Scientists discover new drugs with potential to treat cancer

A new class of chemical compounds have the potential to revolutionize cancer treatment

Katie Willis - 19 November 2019

Researchers at the University of Alberta have discovered a new class of drugs with the potential to treat cancer patients.

"For patients with resistant cancer, this drug could rescue them by rendering their cancer once again treatable," said Fred West, professor in the Department of Chemistry and co-director of the Cancer Research Institute of Northern Alberta (CRINA). "For patients who have not developed resistance, it could permit the use of lower, safer doses of chemotherapy, which would greatly reduce the serious side effects that accompany many types of chemotherapy treatment."
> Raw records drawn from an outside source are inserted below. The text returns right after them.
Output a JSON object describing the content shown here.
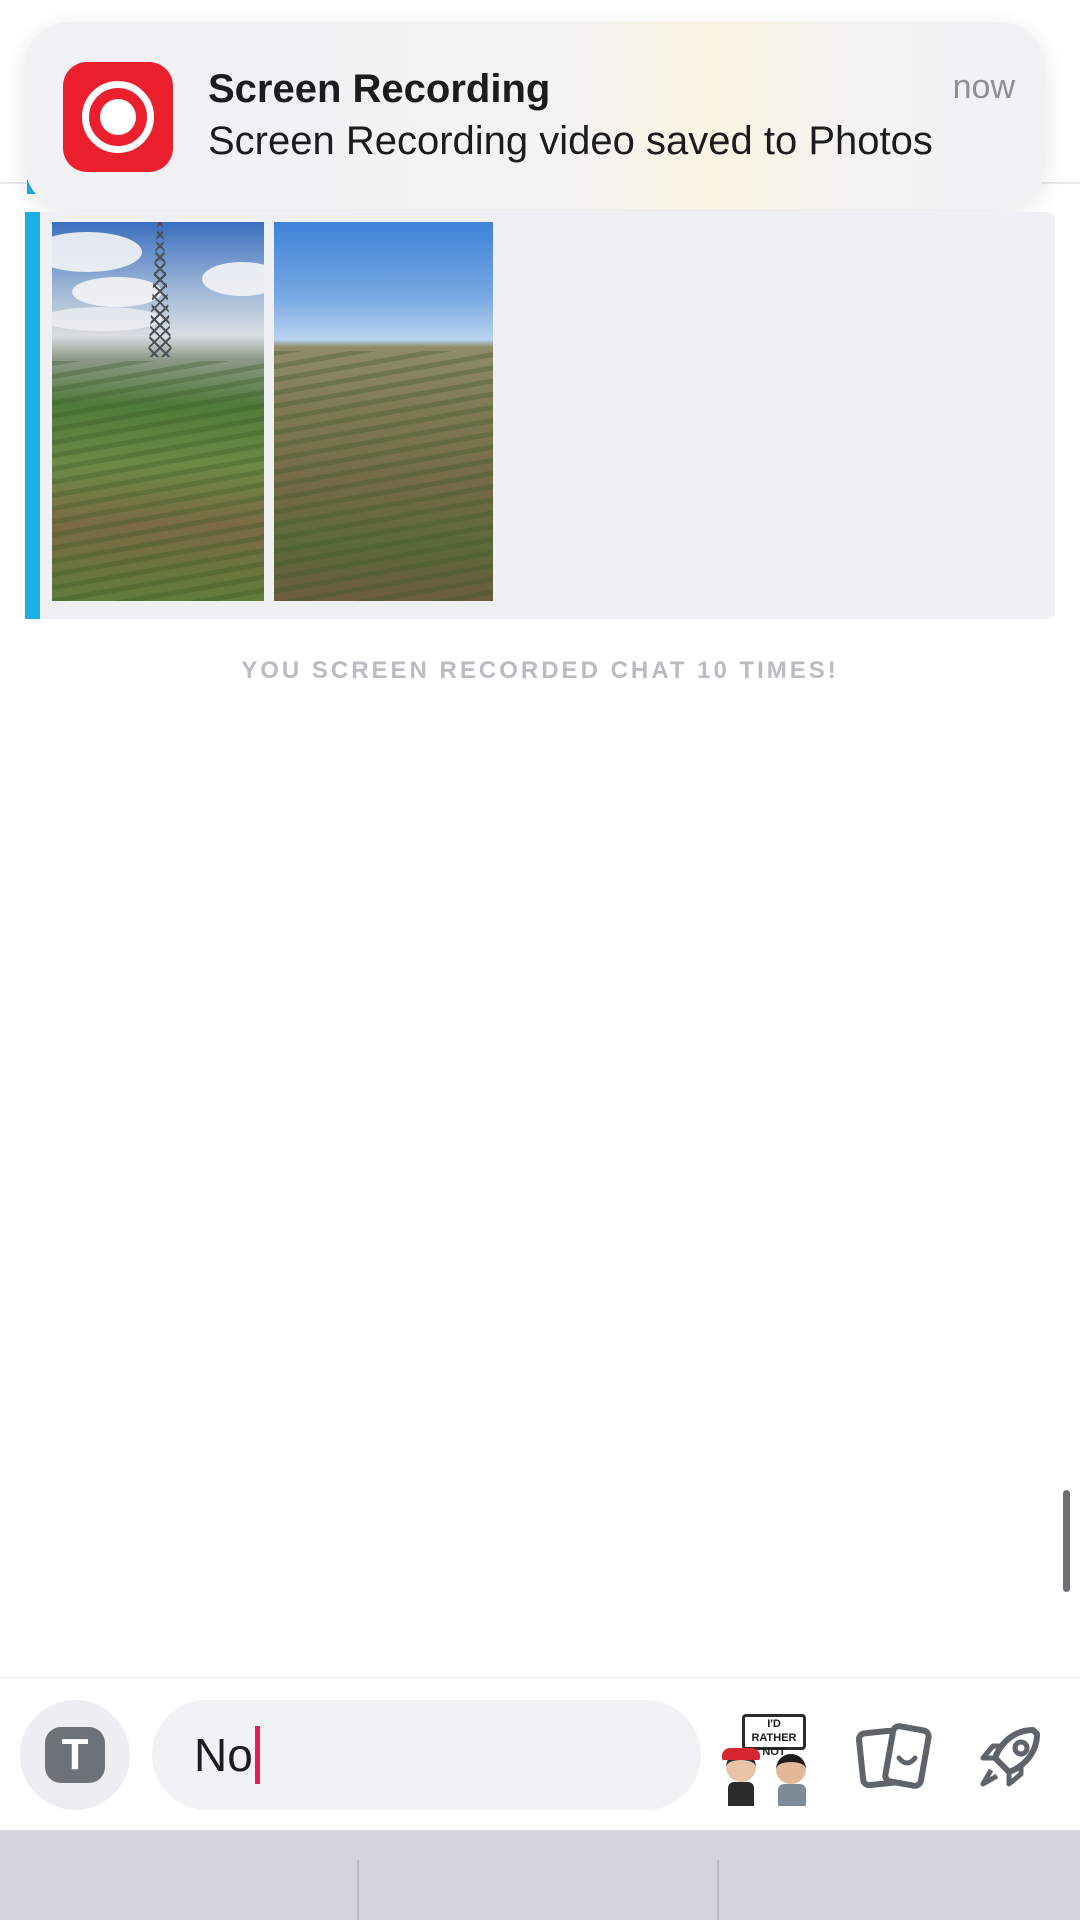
{
  "notification": {
    "app_icon": "screen-recording-icon",
    "title": "Screen Recording",
    "body": "Screen Recording video saved to Photos",
    "time": "now"
  },
  "chat": {
    "media_message": {
      "items": [
        {
          "type": "image",
          "description_icon": "field-power-tower-photo"
        },
        {
          "type": "image",
          "description_icon": "field-blue-sky-photo"
        }
      ]
    },
    "system_note": "YOU SCREEN RECORDED CHAT 10 TIMES!"
  },
  "composer": {
    "text_toggle_icon": "text-icon",
    "text_toggle_label": "T",
    "input_value": "No",
    "bitmoji_sign_text": "I'D RATHER NOT",
    "memories_icon": "memories-icon",
    "games_icon": "rocket-icon"
  },
  "colors": {
    "accent_blue": "#1ab0e6",
    "caret_pink": "#e3224f",
    "recording_red": "#ec1f2e"
  }
}
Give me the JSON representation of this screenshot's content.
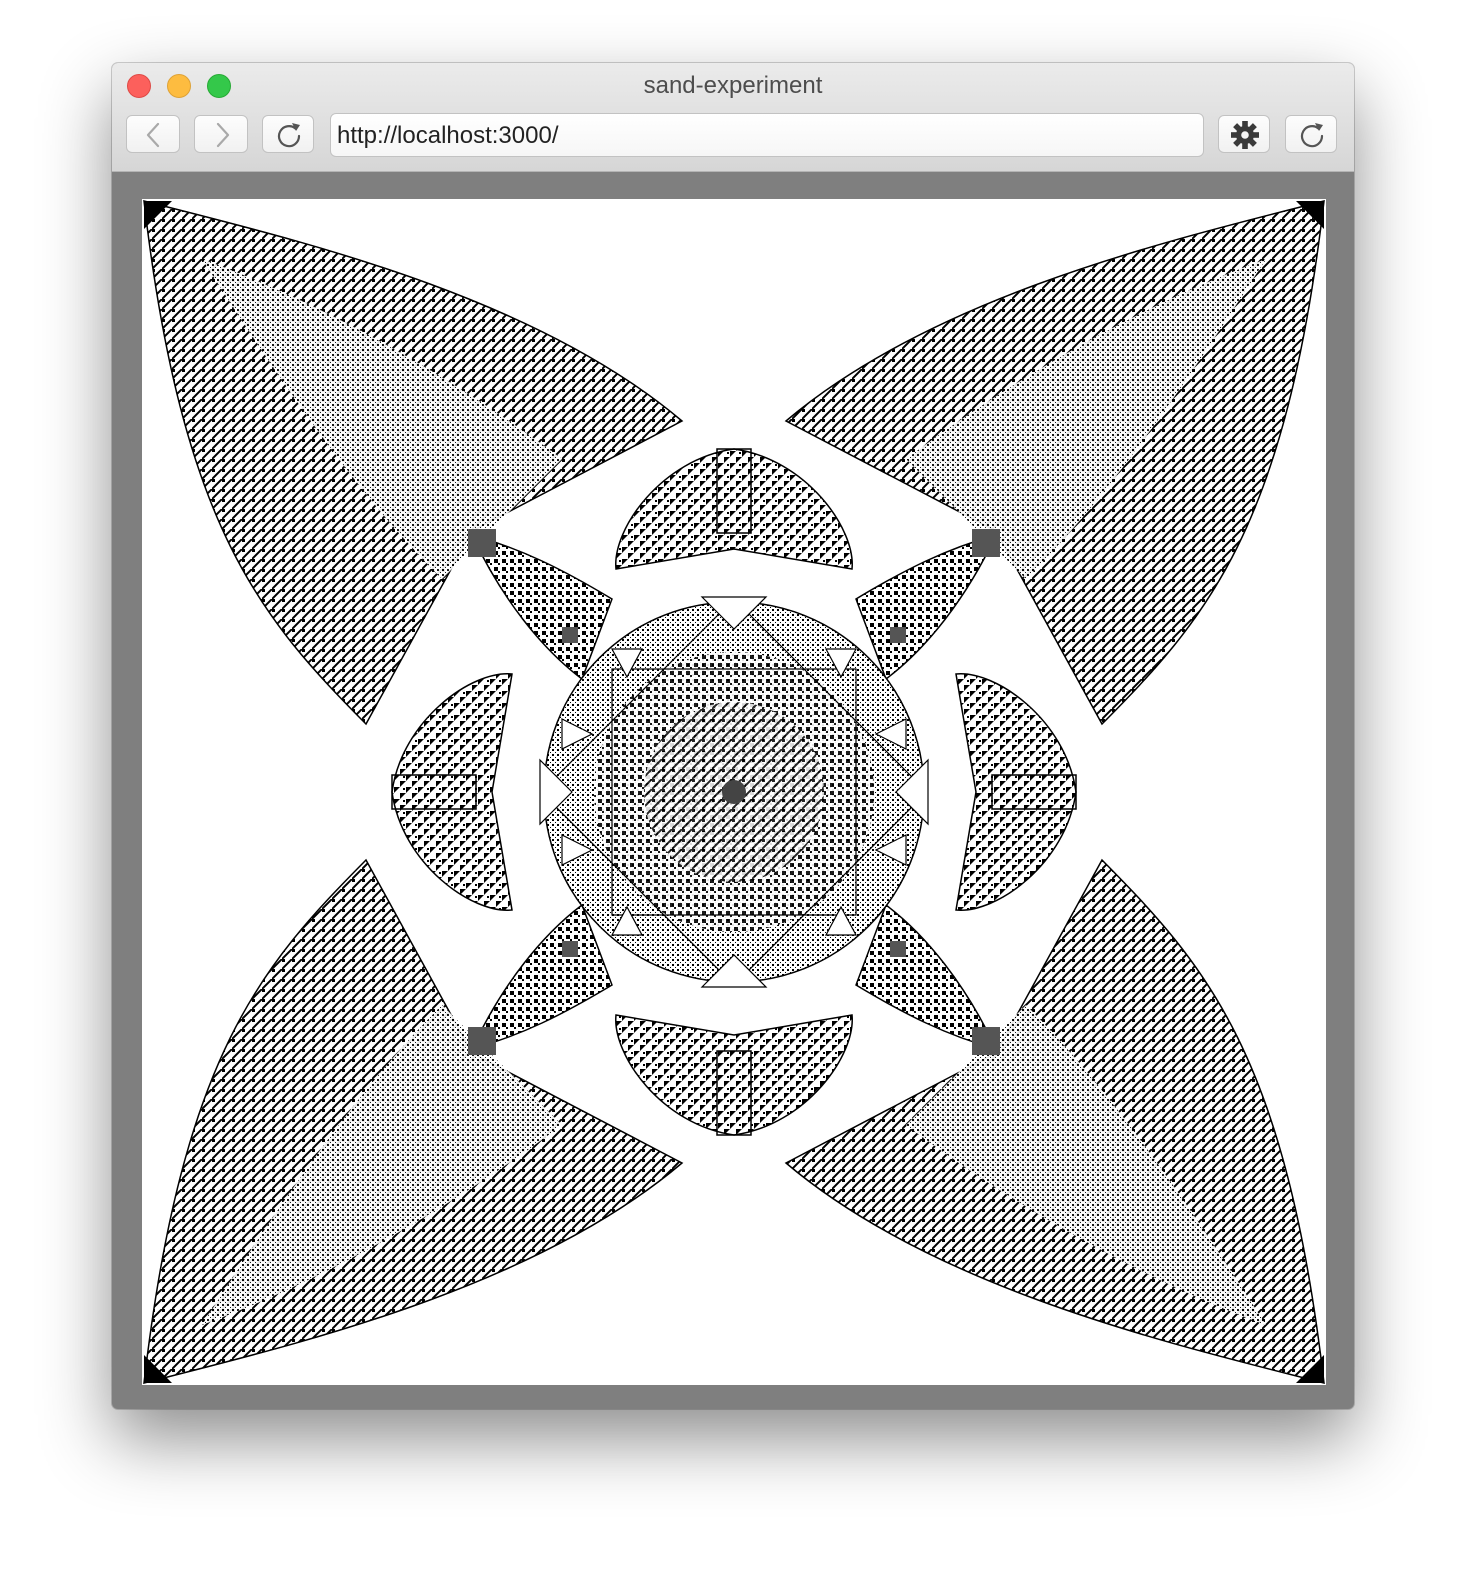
{
  "window": {
    "title": "sand-experiment"
  },
  "toolbar": {
    "back_icon": "chevron-left-icon",
    "forward_icon": "chevron-right-icon",
    "reload_icon": "reload-icon",
    "settings_icon": "gear-icon",
    "refresh_icon": "reload-icon"
  },
  "address_bar": {
    "url": "http://localhost:3000/"
  },
  "content": {
    "description_kind": "sandpile-simulation-canvas",
    "colors": {
      "frame": "#7f7f7f",
      "ink": "#000000",
      "background": "#ffffff"
    }
  }
}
The drug works by preventing cancer cells from repairing their own DNA, which is damaged through traditional treatments such as radiation therapy and chemotherapy. Specifically, the newly discovered compounds inhibit the interaction of a protein pair called ERCC1-XPF that is responsible for repairing DNA within cancer cells.
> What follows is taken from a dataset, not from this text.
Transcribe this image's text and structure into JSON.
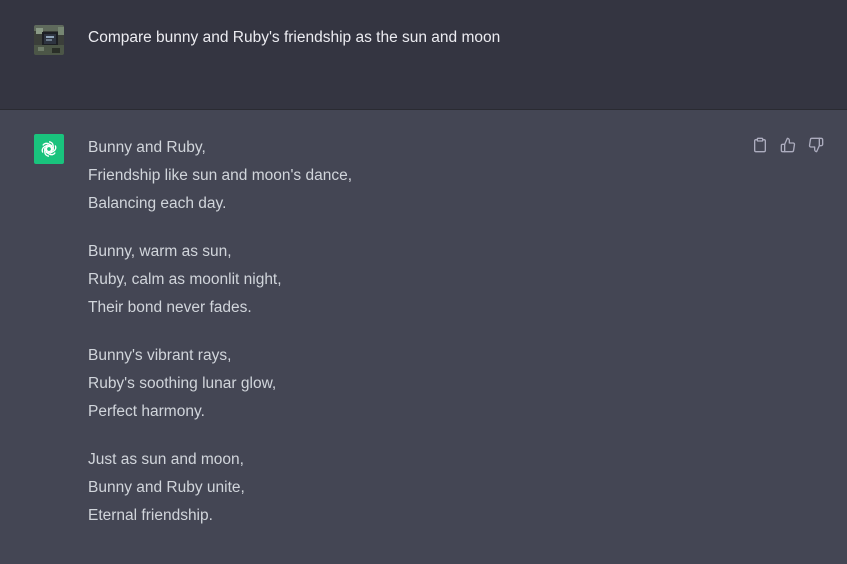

Initially, the research team is focusing on colorectal cancer and lung cancer, two of the most widespread forms. But eventually, they hope to apply the drug to many different forms.

"First, we need to test the compound on model organisms to validate that the effects we have observed so far in cells still happen in a living organism, which is a much more complex situation," said West. "Then, we'll work on developing a potent oral drug and aim to partner with a major pharmaceutical company to conduct first-in-human clinical trials."

The research team has already filed a provisional patent application and is working toward preclinical studies as soon as next year. The research team includes Cancer Research Institute of Northern Alberta (CRINA) members Jack Tuszynski and Michael Weinfeld in the Faculty of Medicine & Dentistry, and Khaled Barakat in the Faculty of Pharmacy and Pharmaceutical Sciences. Lab work was led by Ahmed Elmenoufy, first author and PhD student studying under the supervision of West.

The project is the culmination of a multi-year research project, initially funded by a $2.9 million grant from the Alberta Cancer Foundation. The paper, "Targeting DNA Repair in Tumor Cells via Inhibition of ERCC1-XPF" was published in the Journal of Medicinal Chemistry (doi: 10.1021/acs.jmedchem.9b00326).